# mimic a DNS root server?

## bigdweeb

In my lab I have our whole network mocked up.  We also have our BGP peers mocked up and an "internet" to connect between them so we can test/simulate routing issues.  I have also built an ESXi host to mimic the key services on our network including DNS, DHCP, etc. 

As a next step, I would like to put some VMs out on the "internet" in my lab for further testing.  I would like to be able to use DNS resolution for these simulated tests, but I am stuck on how to do that.  My thought was that I could create a DNS root server in my lab that would then delegate zones down to my network and the other networks that I will be creating.  My problem is I don't know how do create the root node.  Does anyone have insight on this or a place I can look for more information?

----------

## Suicidal

http://www.zytrax.com/books/dns/ch7/

You need to create a . Zone, I do this on my closed networks because signed software always tries to contact a ca that will never respond.
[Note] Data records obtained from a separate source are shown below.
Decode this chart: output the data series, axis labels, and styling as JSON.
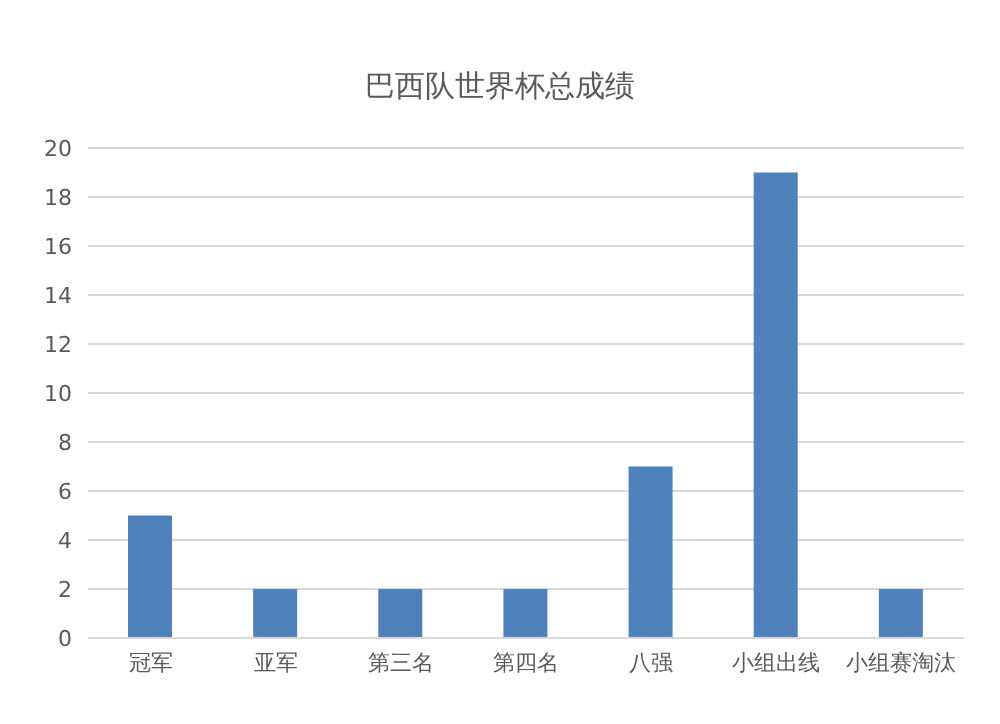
{
  "chart_data": {
    "type": "bar",
    "title": "巴西队世界杯总成绩",
    "categories": [
      "冠军",
      "亚军",
      "第三名",
      "第四名",
      "八强",
      "小组出线",
      "小组赛淘汰"
    ],
    "values": [
      5,
      2,
      2,
      2,
      7,
      19,
      2
    ],
    "color": "#4f81bd",
    "ylim": [
      0,
      20
    ],
    "yticks": [
      0,
      2,
      4,
      6,
      8,
      10,
      12,
      14,
      16,
      18,
      20
    ],
    "grid": "y"
  }
}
I create a root zone then point * to 127.128.129.130

Any other zones I forward to thier perspective DNS servers.

This way the timeout is much shorter.

----------

## gentoo_ram

Make your name server the primary nameserver for a top level zone.  Like "test.".  Then point your VMs to this name server.  You can create whatever entries you want in there.  "host1.test."  "host2.test." etc.  Then the VMs never need to go out and look for other zones they don't have access to.

----------